Doch spätestens das Finale, welches die vielen atmosphärischen Highlights von BLOODSTAINED SHADOW mit einer tadellos morbiden Endsequenz krönt und bei welcher Cipriani auf der Tonspur endgültig einen musikalischen Triumphzug startet, merzt dann alle Scharten aus.
Muss man also die nach WATCH ME WHEN I KILL gefasste Meinung über Bido revidieren? Ist er doch nicht nur jemand, der seine Vorbilder gut zu kopieren versteht? Ein schlafender Riese, der für die Spieldauer von BLOOD-STAINED SHADOW kurzfristig erwacht ist?
Nun, mit derlei Prädikaten sollte man nicht allzu inflationär umgehen, doch feststeht, dass der junge Italiener mit diesen 107 Minuten seine Sternstunde erlebt hat. Allerdings war BLOODSTAINED SHADOW zugleich Höhe- und Schlusspunkt seiner Karriere. Bido ist längst in der Versenkung verschwunden und bis dato nicht mehr aus der selbigen aufgetaucht.

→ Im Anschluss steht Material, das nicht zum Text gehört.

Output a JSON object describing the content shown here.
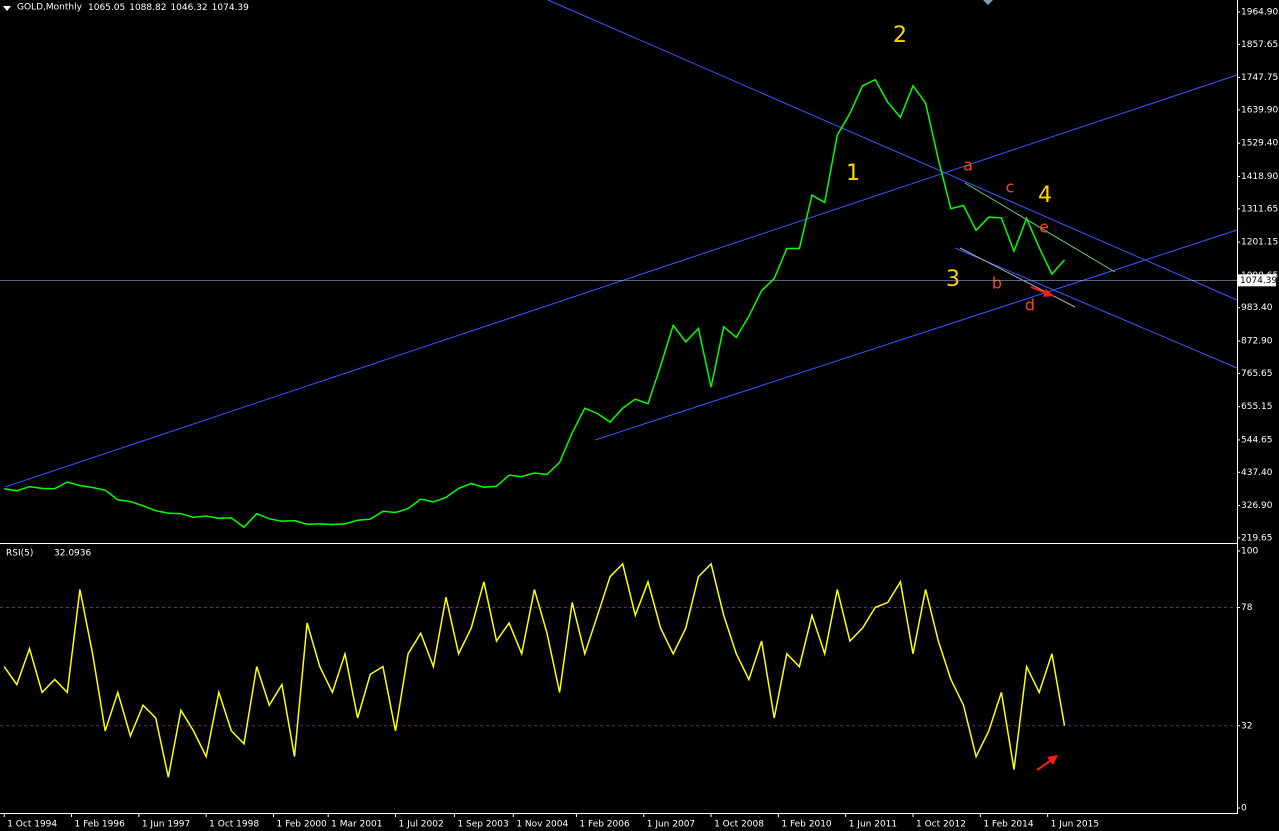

Alle Küren am Start: Schwarze Mörderhandschuhe, Drohbriefe und erhängte Puppen. Die letzte Stunde ist Atmosphäre pur. Der Score von Stelvio Cipriani: Killer, Killer, Killer! Bidos Paten Argento und Avati dürfen dem sehenswerten BLOODSTAINED SHADOW High five geben.